Оклякшин сильно напился, со всеми перечокался, переобнимался и перецеловался. По залу он передвигался от одной танцующей пары к другой, как хмельной путник, перемещающийся в пространстве с помощью фонарных столбов. Достигнув Кокотова с Валюшкиной, он обнял их и, развернув так, словно собирался сплясать сиртаки, попросил с надрывом:
– Ребята, вы только не болейте! Умоляю! Но если что – сразу ко мне! Спасу!
– Что ж ты Аду. Марковну. Не спас? – укорила Нинка.
– Если бы она пришла раньше на полгода… спас бы! Не опаздывайте к врачу, ребятки! Вот… визитки… звоните в любое время! Ночью, утром, в метель… В любое! Помощь придет! Нет, извини, Андрюха, это не моя визитка. Гляди-ка: Понявин Алексей Иванович, ресторатор, действительный член Международной академии правильного питания. Ё-мое! Лешка-партизан – академик! Очуметь! Ага, а вот моя. В любое время – ночью, утром, в метель… Только скажите: «I need you!»
Те м временем официанты внесли осетра величиной с хорошую торпеду. В глазницы были вставлены черные маслины, и казалось, рыбина смотрит на все это гастрономическое безумие грустными еврейскими глазами.
– Осетр – современник динозавров! – наставительно заметил Оклякшин и стал заваливаться на бок. Половые по кивку Понявина подхватили доктора и унесли в отдельный кабинет – полежать.
Когда ели десерт, Нинка вдруг задумчиво произнесла:
– Даже не знаю, показать тебе или нет?
– Что?
– Зазнаешься!
– Не зазнаюсь! – пообещал Андрей Львович, недоумевая.
– Ладно.
Она сняла со спинки стула просторную сумку фирмы «Мандарина Дак» и вынула из нее школьный альбом для рисования, довольно затрепанный.

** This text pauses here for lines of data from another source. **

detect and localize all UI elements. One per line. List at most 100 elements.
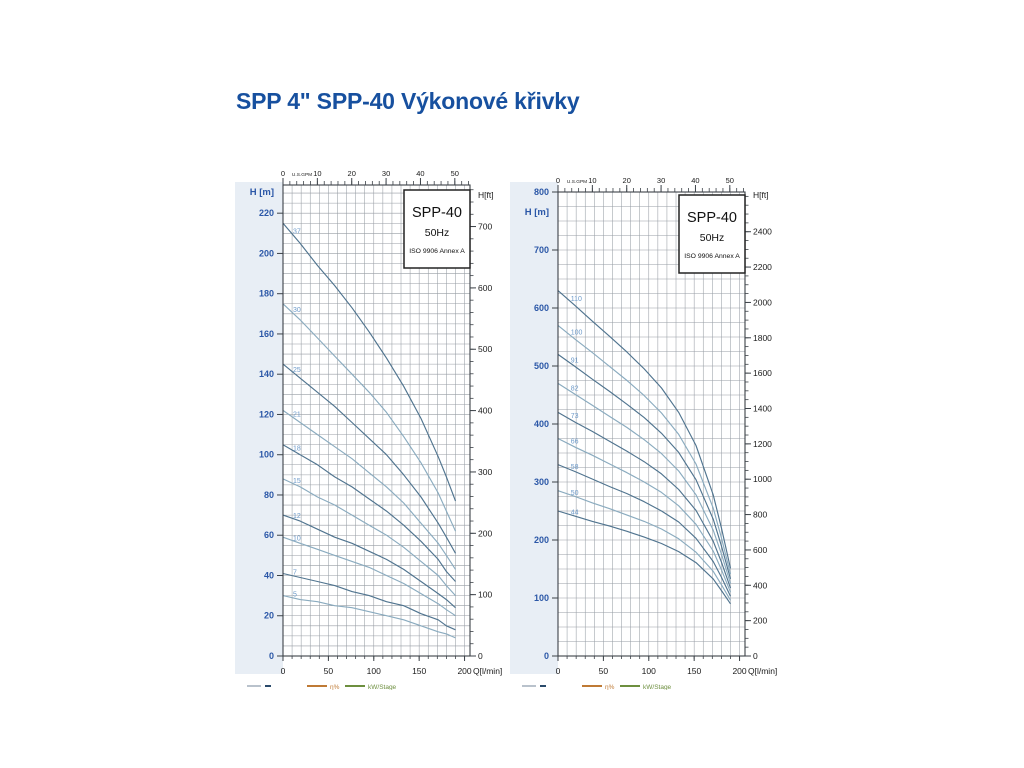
curve-91-stages <box>557 353 732 580</box>
y-tick-label: 0 <box>269 651 274 661</box>
gpm-tick-label: 50 <box>451 170 459 178</box>
curve-label-58: 58 <box>571 464 579 471</box>
curve-label-100: 100 <box>571 330 583 337</box>
x-tick-label: 50 <box>599 666 609 676</box>
plot-border <box>282 184 471 657</box>
ft-tick-label: 1000 <box>753 474 772 484</box>
curve-21-stages <box>282 409 456 570</box>
curve-66-stages <box>557 437 732 593</box>
legend: η% kW/Stage <box>247 684 397 690</box>
y-tick-label: 220 <box>259 208 274 218</box>
ft-tick-label: 800 <box>753 510 767 520</box>
y-axis-title: H [m] <box>525 207 549 218</box>
curve-label-25: 25 <box>293 367 301 374</box>
y-tick-label: 100 <box>259 450 274 460</box>
curve-label-21: 21 <box>293 411 301 418</box>
curve-label-73: 73 <box>571 413 579 420</box>
y-tick-label: 180 <box>259 289 274 299</box>
gpm-tick-label: 10 <box>588 176 596 185</box>
curve-37-stages <box>282 222 457 502</box>
y-axis-band <box>510 182 558 674</box>
axis-top: 0 10 20 30 40 50 U.S.GPM <box>281 170 469 185</box>
ft-tick-label: 600 <box>753 545 767 555</box>
x-tick-label: 150 <box>412 666 426 676</box>
x-tick-label: 0 <box>281 666 286 676</box>
curve-label-12: 12 <box>293 513 301 520</box>
type-plate: SPP-40 50Hz ISO 9906 Annex A <box>678 194 746 274</box>
ft-tick-label: 300 <box>478 467 492 477</box>
gpm-tick-label: 0 <box>556 176 560 185</box>
x-tick-label: 200 <box>732 666 746 676</box>
x-tick-label: 100 <box>642 666 656 676</box>
gpm-tick-label: 30 <box>382 170 390 178</box>
x-tick-label: 0 <box>556 666 561 676</box>
ft-axis-title: H[ft] <box>478 190 494 200</box>
curve-label-82: 82 <box>571 385 579 392</box>
ft-tick-label: 200 <box>753 616 767 626</box>
model-label: SPP-40 <box>412 205 462 221</box>
curve-label-5: 5 <box>293 592 297 599</box>
curve-25-stages <box>282 363 457 554</box>
curve-label-110: 110 <box>571 296 582 303</box>
y-tick-label: 0 <box>544 651 549 661</box>
curve-73-stages <box>557 411 732 589</box>
type-plate-frame <box>678 194 746 274</box>
ft-tick-label: 2000 <box>753 297 772 307</box>
curve-label-50: 50 <box>571 490 579 497</box>
ft-tick-label: 400 <box>753 580 767 590</box>
gpm-tick-label: 10 <box>313 170 321 178</box>
y-tick-label: 400 <box>534 419 549 429</box>
curve-100-stages <box>557 324 732 575</box>
x-tick-label: 100 <box>367 666 381 676</box>
curve-44-stages <box>557 510 731 605</box>
curve-label-44: 44 <box>571 509 579 516</box>
curve-series <box>282 222 457 639</box>
gpm-tick-label: 40 <box>691 176 699 185</box>
curve-5-stages <box>282 595 456 639</box>
gpm-axis-title: U.S.GPM <box>567 179 587 185</box>
y-tick-label: 800 <box>534 187 549 197</box>
curve-18-stages <box>282 444 456 582</box>
curve-stage-labels: 110 100 91 82 73 66 58 50 44 <box>571 296 583 516</box>
curve-label-30: 30 <box>293 307 301 314</box>
curve-30-stages <box>282 303 457 532</box>
curve-10-stages <box>282 536 456 617</box>
x-axis-title: Q[l/min] <box>748 666 777 676</box>
gpm-tick-label: 20 <box>348 170 356 178</box>
ft-tick-label: 1800 <box>753 333 772 343</box>
gpm-tick-label: 50 <box>726 176 734 185</box>
curve-12-stages <box>282 514 456 609</box>
curve-label-91: 91 <box>571 358 579 365</box>
y-tick-label: 40 <box>264 570 274 580</box>
y-axis-band <box>235 182 283 674</box>
curve-15-stages <box>282 478 456 596</box>
axis-left: H [m] 0 20 40 60 80 100 120 140 160 180 200 220 <box>250 187 283 661</box>
legend-label: kW/Stage <box>368 684 397 690</box>
type-plate-frame <box>403 189 471 269</box>
pump-performance-chart-2: 110 100 91 82 73 66 58 50 44 H [m] 0 100 200 300 400 50… <box>510 170 786 690</box>
standard-label: ISO 9906 Annex A <box>409 248 465 255</box>
ft-tick-label: 1600 <box>753 368 772 378</box>
legend-label: η% <box>605 684 615 690</box>
axis-top: 0 10 20 30 40 50 U.S.GPM <box>556 176 744 192</box>
curve-series <box>557 290 732 605</box>
gpm-tick-label: 0 <box>281 170 285 178</box>
ft-tick-label: 0 <box>753 651 758 661</box>
legend: η% kW/Stage <box>522 684 672 690</box>
y-tick-label: 20 <box>264 611 274 621</box>
pump-performance-chart-1: 37 30 25 21 18 15 12 10 7 5 H [m] 0 20 40 60 80 100 120 14… <box>235 170 511 690</box>
legend-label: kW/Stage <box>643 684 672 690</box>
curve-82-stages <box>557 382 732 584</box>
y-tick-label: 160 <box>259 329 274 339</box>
y-tick-label: 200 <box>259 248 274 258</box>
y-tick-label: 80 <box>264 490 274 500</box>
y-tick-label: 200 <box>534 535 549 545</box>
y-tick-label: 500 <box>534 361 549 371</box>
page-title: SPP 4" SPP-40 Výkonové křivky <box>236 88 580 114</box>
curve-110-stages <box>557 290 732 569</box>
curve-label-66: 66 <box>571 439 579 446</box>
y-tick-label: 120 <box>259 409 274 419</box>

– Смотри! – сказала она и отвела взгляд.
Автор «Беса наготы» переворачивал страницы с изумлением и гордостью: оказывается, все эти тридцать лет Нинка внимательно следила за его литературной судьбой. В альбом были вклеены вырезанные из газет рецензии на его повесть про восставших школьников, даже крошечные заметки о каких-то давно забытых встречах и конференциях, где он участвовал и упоминался через запятую. А «Гипсовый трубач» был изъят из журнала «Железный век» и тоже вклеен, причем некоторые строчки отчеркнуты розовым маркером. Например вот такие:
«… Последняя, третья, смена заканчивалась. Скоро, скоро им предстояло расстаться и разъехаться по домам. Он старался не думать об этом, как не думают в юности о смерти, но, конечно, понимал: скоро все закончится, и не мог, не хотел смириться с тем, что вот эта звенящая нежность, наполнявшая его тело с того самого момента, когда он впервые увидел ее на педсовете, так и умрет, развеется в неловких словах, случайных касаньях рук, косвенных взглядах, улыбках, полных головокружительной плотской тайны. Кажется, и она чувствовала нечто схожее, день ото дня смотрела на него с нараставшей серьезностью, даже хмурилась, точно готовилась принять какое-то очень сложное и важное решение. А поцеловались они за всю смену только раз…»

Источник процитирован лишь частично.